An official launch for the exhibit takes place July 31 at the Placentia Bay Cultural Arts Centre starting at 2 p.m. That event will also serve to help kick-off the annual Voices of Placentia Bay Festival, a two-day event featuring musical performances and other activities.
The Placentia Area Historical Society applied for and received government funding to hire professionals to realize the exhibit.
“I never thought there’d be so much interest for people from (outside the area),” said society president Tom O’Keefe. “We’re quite happy with it.”
The exhibit includes multimedia components. People can use tablet computers to hear local performers play songs or to listen to interviews with older folks researcher Eric West collected in the late 1970s.

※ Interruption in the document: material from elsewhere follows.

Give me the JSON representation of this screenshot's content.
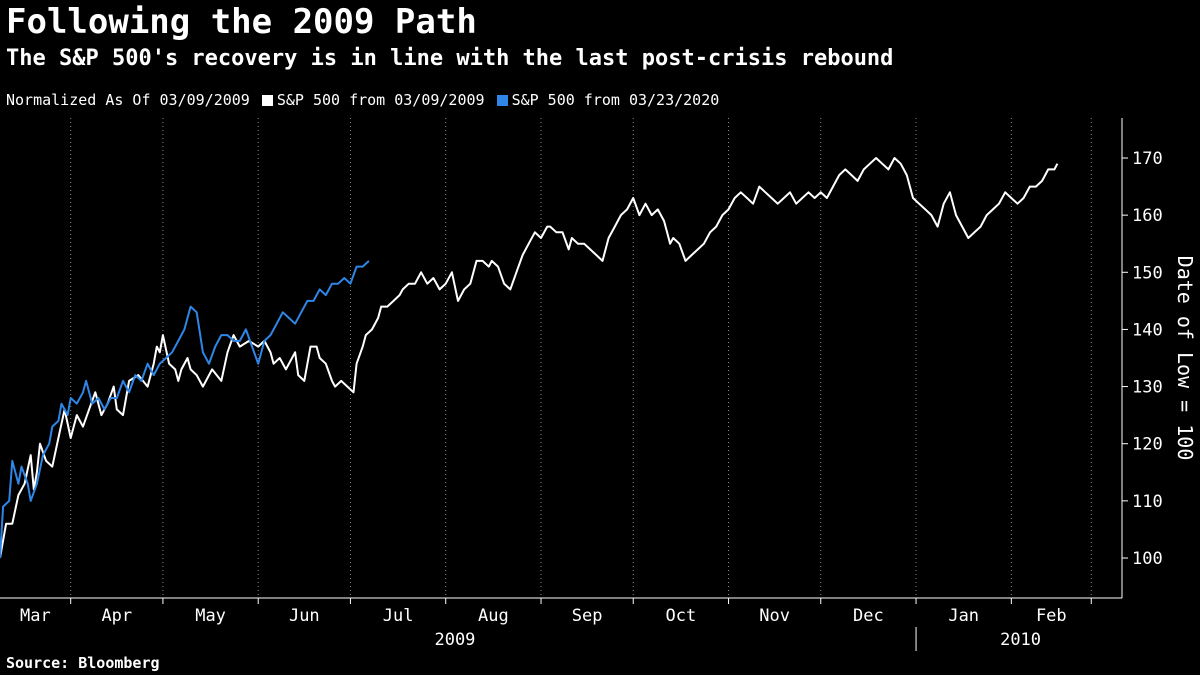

The exhibit works with themes to help organize the wealth of material used to create it. A wall dedicated to the subject of leaving home looks at songs and stories tied to resettlement. Another part of the exhibit focuses on the former navy base in Argentia, where entertainers performed frequently and a radio station was operated.
Across from the Argentia display is a wall dedicated to local storytelling traditions. Along with some of West’s archival recordings, this display includes a small wall filled with riddles that are associated with Placentia Bay communities. Those game to give it a go can take a guess at what the riddle is talking about before flipping a small piece of wood to find the answer.
A little recording station at one end of the exhibit lets members of the public record a song or story, with an accordion, guitar and bodhrán available to use.
“This has actually been very popular,” said Scott Manning, an employee at the arts centre. “You can record anything you want.”
Upon entering the exhibit, you’re greeted by a looped video of the Fox Harbour Dancers performing at the Newfoundland and Labrador Folk Festival in what could be the 1970s or early 1980s.
“They dance straight for 33 minutes and 48 seconds,” notes Manning with a bit of a laugh. “The women sit down for a second. The men never stop.”
Artifacts from local archaeo- logical digs that are typically loaned to the arts centre for the summer will also remain on display.
“It complements what they were doing, because the artifacts alone wouldn’t draw as much as two particular (exhibits) that people can look at,” said O’Keefe.
A look at the singers, songwriters and musicians known for sharing a song or two in the Placentia Bay area over the years. Placentia Area Historical Society president Tom O’Keefe shows off one of the tablet computers screens people can use to listen to songs and performers associated with Placentia Bay. This is where people can sit down to record a song or story to share with the Voices of Placentia Bay exhibit. Those who leave an email address can later have their performance sent back to them.